Старец почему-то протяжно вздохнул.
— А мне погрезилось, что ты чего-то не досказываешь, Фетинья. Я ведь человечью душу, почитай, наскрозь чую.
— Да зачем мне скрывать, преподобный?
— Ну ладно, Господь с тобой…На утре дите милое ко мне приведи.
Ранним утром старец вновь возложил свою длань на голову Любавы и изрек:
— Благословляю тебя, дите милое, на жизнь светлую и праведную. Не место твоей доброй матушке и тебе, чадо, в скиту пребывать. Вам другая жизнь Господом предназначена.
У Фетиньи при последних словах преподобного нехорошо стало на сердце. Ужель Фотей догадался? Прозорлив же старец!
А старец продолжал:
— Мнится мне, не долго вам и в деревне обретаться. Нельзя двум женщинам в дремучем лесу обитать.
— А я привыкла к Нежданке, дедушка.
— Ты еще совсем юная, дите милое, и многое не ведаешь, многое в жизни не познала. Недолог день, когда к тебе придут иные мысли. Люди должны жить среди людей.
— А как же ты, дедушка Фотей?
— Я — другое дело. В своей молодости, чадо, я был одержим всякими мирскими страстями, через кои должен пройти каждый юнота. И тебе, дите милое, суждено через них пройти. Судьбу не обойдешь. А дальше — всё в руках Божьих. Кому — в монастырь или в скит, а кому — мирская жизнь. Вот тебе-то, дите милое, последнее уготовано.

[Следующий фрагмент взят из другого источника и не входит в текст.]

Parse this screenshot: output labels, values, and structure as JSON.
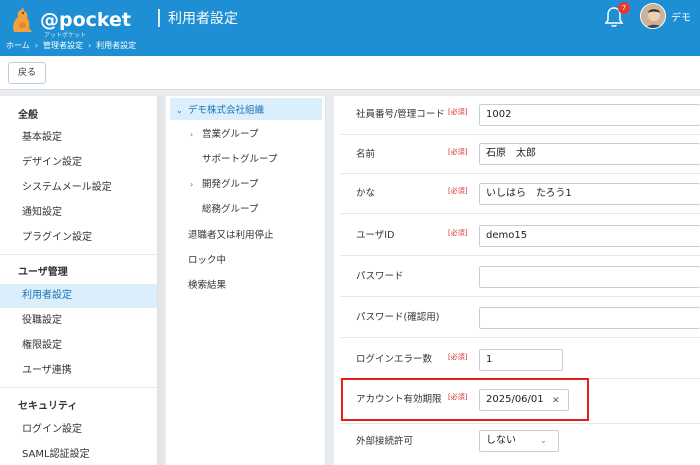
{
  "header": {
    "logo_text": "@pocket",
    "logo_sub": "アットポケット",
    "title": "利用者設定",
    "notification_count": "7",
    "user_name": "デモ"
  },
  "breadcrumb": [
    "ホーム",
    "管理者設定",
    "利用者設定"
  ],
  "toolbar": {
    "back_label": "戻る"
  },
  "sidebar": {
    "general_heading": "全般",
    "general_items": [
      "基本設定",
      "デザイン設定",
      "システムメール設定",
      "通知設定",
      "プラグイン設定"
    ],
    "user_heading": "ユーザ管理",
    "user_items": [
      "利用者設定",
      "役職設定",
      "権限設定",
      "ユーザ連携"
    ],
    "security_heading": "セキュリティ",
    "security_items": [
      "ログイン設定",
      "SAML認証設定"
    ]
  },
  "tree": {
    "root": "デモ株式会社組織",
    "groups": [
      "営業グループ",
      "サポートグループ",
      "開発グループ",
      "総務グループ"
    ],
    "extras": [
      "退職者又は利用停止",
      "ロック中",
      "検索結果"
    ]
  },
  "form": {
    "required_label": "[必須]",
    "fields": [
      {
        "label": "社員番号/管理コード",
        "required": true,
        "value": "1002"
      },
      {
        "label": "名前",
        "required": true,
        "value": "石原　太郎"
      },
      {
        "label": "かな",
        "required": true,
        "value": "いしはら　たろう1"
      },
      {
        "label": "ユーザID",
        "required": true,
        "value": "demo15"
      },
      {
        "label": "パスワード",
        "required": false,
        "value": ""
      },
      {
        "label": "パスワード(確認用)",
        "required": false,
        "value": ""
      },
      {
        "label": "ログインエラー数",
        "required": true,
        "value": "1"
      },
      {
        "label": "アカウント有効期限",
        "required": true,
        "value": "2025/06/01"
      },
      {
        "label": "外部接続許可",
        "required": false,
        "value": "しない"
      }
    ]
  },
  "colors": {
    "header": "#1e8fd4",
    "active": "#dbeefb",
    "required": "#d32f2f",
    "highlight": "#e3201b"
  }
}
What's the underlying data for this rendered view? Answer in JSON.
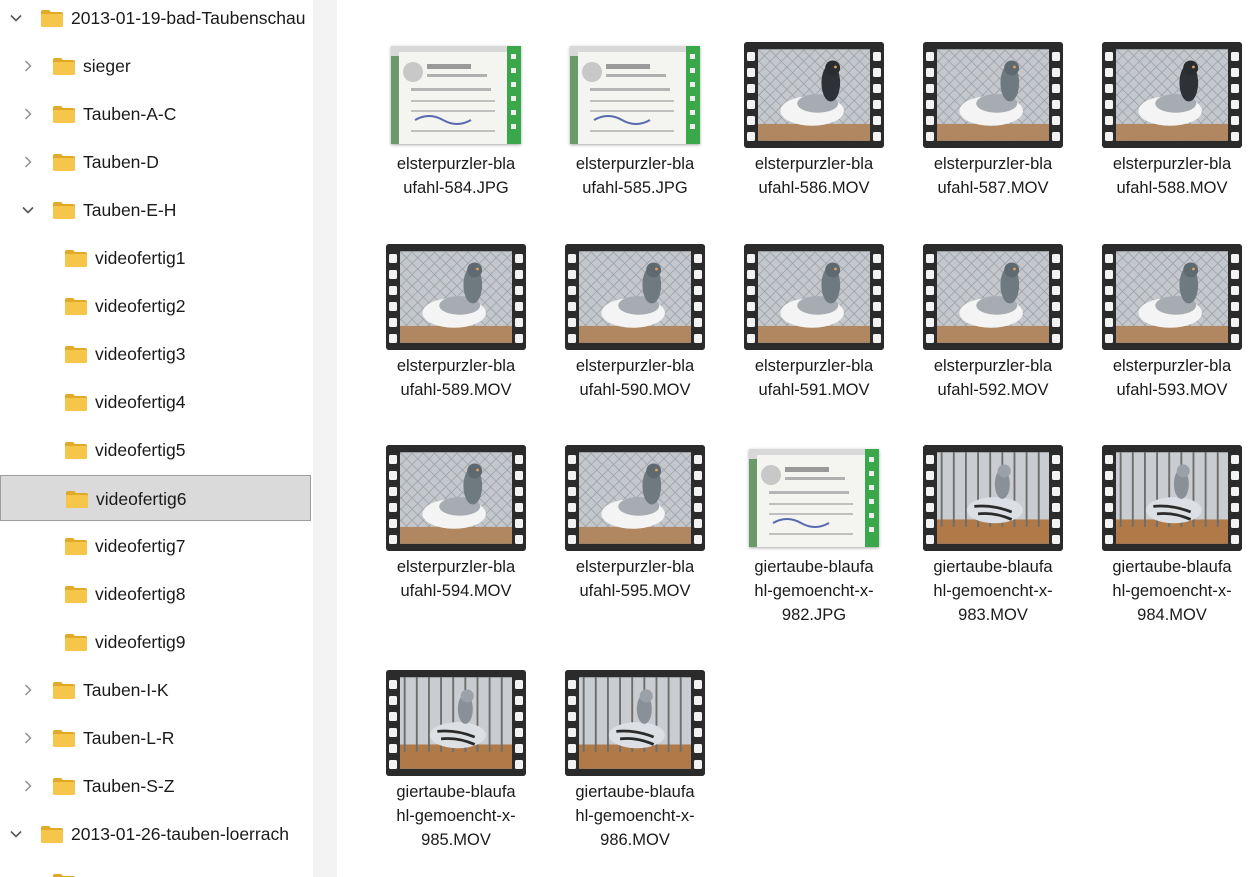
{
  "nav": {
    "items": [
      {
        "label": "2013-01-19-bad-Taubenschau",
        "level": 0,
        "chevron": "chevron-down",
        "selected": false
      },
      {
        "label": "sieger",
        "level": 1,
        "chevron": "chevron-right",
        "selected": false
      },
      {
        "label": "Tauben-A-C",
        "level": 1,
        "chevron": "chevron-right",
        "selected": false
      },
      {
        "label": "Tauben-D",
        "level": 1,
        "chevron": "chevron-right",
        "selected": false
      },
      {
        "label": "Tauben-E-H",
        "level": 1,
        "chevron": "chevron-down",
        "selected": false
      },
      {
        "label": "videofertig1",
        "level": 2,
        "chevron": "",
        "selected": false
      },
      {
        "label": "videofertig2",
        "level": 2,
        "chevron": "",
        "selected": false
      },
      {
        "label": "videofertig3",
        "level": 2,
        "chevron": "",
        "selected": false
      },
      {
        "label": "videofertig4",
        "level": 2,
        "chevron": "",
        "selected": false
      },
      {
        "label": "videofertig5",
        "level": 2,
        "chevron": "",
        "selected": false
      },
      {
        "label": "videofertig6",
        "level": 2,
        "chevron": "",
        "selected": true
      },
      {
        "label": "videofertig7",
        "level": 2,
        "chevron": "",
        "selected": false
      },
      {
        "label": "videofertig8",
        "level": 2,
        "chevron": "",
        "selected": false
      },
      {
        "label": "videofertig9",
        "level": 2,
        "chevron": "",
        "selected": false
      },
      {
        "label": "Tauben-I-K",
        "level": 1,
        "chevron": "chevron-right",
        "selected": false
      },
      {
        "label": "Tauben-L-R",
        "level": 1,
        "chevron": "chevron-right",
        "selected": false
      },
      {
        "label": "Tauben-S-Z",
        "level": 1,
        "chevron": "chevron-right",
        "selected": false
      },
      {
        "label": "2013-01-26-tauben-loerrach",
        "level": 0,
        "chevron": "chevron-down",
        "selected": false
      },
      {
        "label": "",
        "level": 1,
        "chevron": "",
        "selected": false
      }
    ]
  },
  "files": [
    {
      "lines": [
        "elsterpurzler-bla",
        "ufahl-584.JPG"
      ],
      "kind": "photo",
      "scene": "card"
    },
    {
      "lines": [
        "elsterpurzler-bla",
        "ufahl-585.JPG"
      ],
      "kind": "photo",
      "scene": "card"
    },
    {
      "lines": [
        "elsterpurzler-bla",
        "ufahl-586.MOV"
      ],
      "kind": "video",
      "scene": "dark"
    },
    {
      "lines": [
        "elsterpurzler-bla",
        "ufahl-587.MOV"
      ],
      "kind": "video",
      "scene": "light"
    },
    {
      "lines": [
        "elsterpurzler-bla",
        "ufahl-588.MOV"
      ],
      "kind": "video",
      "scene": "dark"
    },
    {
      "lines": [
        "elsterpurzler-bla",
        "ufahl-589.MOV"
      ],
      "kind": "video",
      "scene": "light"
    },
    {
      "lines": [
        "elsterpurzler-bla",
        "ufahl-590.MOV"
      ],
      "kind": "video",
      "scene": "light"
    },
    {
      "lines": [
        "elsterpurzler-bla",
        "ufahl-591.MOV"
      ],
      "kind": "video",
      "scene": "light"
    },
    {
      "lines": [
        "elsterpurzler-bla",
        "ufahl-592.MOV"
      ],
      "kind": "video",
      "scene": "light"
    },
    {
      "lines": [
        "elsterpurzler-bla",
        "ufahl-593.MOV"
      ],
      "kind": "video",
      "scene": "light"
    },
    {
      "lines": [
        "elsterpurzler-bla",
        "ufahl-594.MOV"
      ],
      "kind": "video",
      "scene": "light"
    },
    {
      "lines": [
        "elsterpurzler-bla",
        "ufahl-595.MOV"
      ],
      "kind": "video",
      "scene": "light"
    },
    {
      "lines": [
        "giertaube-blaufa",
        "hl-gemoencht-x-",
        "982.JPG"
      ],
      "kind": "photo",
      "scene": "card"
    },
    {
      "lines": [
        "giertaube-blaufa",
        "hl-gemoencht-x-",
        "983.MOV"
      ],
      "kind": "video",
      "scene": "bars"
    },
    {
      "lines": [
        "giertaube-blaufa",
        "hl-gemoencht-x-",
        "984.MOV"
      ],
      "kind": "video",
      "scene": "bars"
    },
    {
      "lines": [
        "giertaube-blaufa",
        "hl-gemoencht-x-",
        "985.MOV"
      ],
      "kind": "video",
      "scene": "bars"
    },
    {
      "lines": [
        "giertaube-blaufa",
        "hl-gemoencht-x-",
        "986.MOV"
      ],
      "kind": "video",
      "scene": "bars"
    }
  ],
  "colors": {
    "folder": "#f6c64a",
    "folder_dark": "#e0a92a",
    "selected_bg": "#dadada",
    "chevron": "#555555"
  }
}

Старец приложился иссохшими губами к челу девушки, перекрестил и тихим, уставшим голосом молвил:
— Да хранит тебя, Господь.
Перед тем, как отправиться с Любавой в деревушку, Фетинья, не удержавшись, вновь подошла к отшельнику и вопросила:
— Давно хотела изведать, преподобный. Зачем скитник Иов за свои долгие годы прирубил еще три кельи? Для кого?
— А тебе разве не вдогад, Фетинья? Для тех подвижников, кои преуспеют в христовой вере и любви к Богу. И час тот скоро грядет.